This review is for the audiobook version of The Other Side Of Midnight, by Simone St James. This might just be St. James’s best work so far! In 1920s London, psychic Ellie Winter, daughter of the famed Fantastique, is asked to help a mysterious government agent find his sister’s ghost. Gloria Sutter used to be Ellie’s best friend, until her scheming brought ruin to the Fantastique. The New Society was trying to bring legitimacy to psychic phenomenon, but their testing proved Ellie’s mother a fraud, which Ellie knows she wasn’t. In searching for Gloria’s killer, Ellie becomes re-acquainted with James Hawley, who played a part in her mother’s downfall, but he is not as he had previously seemed. James is suffering from post-traumatic shock, or as it was known then, shell-shock. Can Ellie and James put aside their differences and work together to solve Gloria’s murder? Can they look past the disastrous testing and rekindle the romance that had been budding years before?
The descriptions of post-WWI London are stunning.
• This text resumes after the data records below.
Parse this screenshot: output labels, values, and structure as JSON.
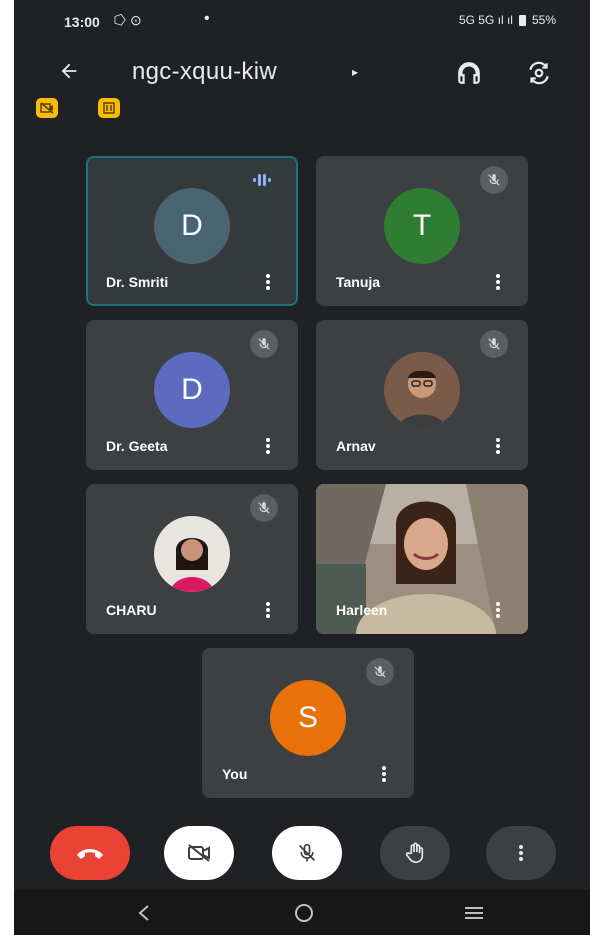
{
  "status_bar": {
    "time": "13:00",
    "left_icons": "⭔ ⊙",
    "dot": "•",
    "network": "5G 5G ıl ıl",
    "battery": "55%"
  },
  "header": {
    "meeting_code": "ngc-xquu-kiw",
    "icons": [
      "back-arrow-icon",
      "chevron-right-icon",
      "headphones-icon",
      "switch-camera-icon"
    ]
  },
  "badges": [
    "camera-off-badge",
    "captions-badge"
  ],
  "participants": [
    {
      "name": "Dr. Smriti",
      "initial": "D",
      "avatar_color": "#4a6572",
      "muted": false,
      "speaking": true
    },
    {
      "name": "Tanuja",
      "initial": "T",
      "avatar_color": "#2e7d32",
      "muted": true,
      "speaking": false
    },
    {
      "name": "Dr. Geeta",
      "initial": "D",
      "avatar_color": "#5c6bc0",
      "muted": true,
      "speaking": false
    },
    {
      "name": "Arnav",
      "initial": "",
      "avatar_color": "#8d6e63",
      "muted": true,
      "speaking": false
    },
    {
      "name": "CHARU",
      "initial": "",
      "avatar_color": "#c2185b",
      "muted": true,
      "speaking": false
    },
    {
      "name": "Harleen",
      "initial": "",
      "avatar_color": "#8a7a6a",
      "muted": false,
      "speaking": false
    },
    {
      "name": "You",
      "initial": "S",
      "avatar_color": "#e8710a",
      "muted": true,
      "speaking": false
    }
  ],
  "controls": [
    "end-call-icon",
    "camera-off-icon",
    "mic-off-icon",
    "raise-hand-icon",
    "more-options-icon"
  ],
  "colors": {
    "background": "#202124",
    "tile": "#3c4043",
    "end_call": "#ea4335",
    "badge": "#fbbc04"
  }
}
The characters seem so real. I liked Ellie Winter, and hope she and James were able to work things out. I even came to feel sorry for Gloria, who was quite a diva and seemed to bring a lot of misery on herself. It was fun to reencounter Inspector Merriken, from St. James’ earlier novel An Inquiry Into Love And Death.
As with the last Simone St. James novel I listened to, the reader was very well chosen. She has a London accent, not too posh, not too poor, but just right. So often British audiobook readers use practiced Received Pronunciation accents, like BBC news readers, which wouldn’t have fit with this character at all. I’m really learning to appreciate the skill and selection of audiobook readers, and this was a perfect fit.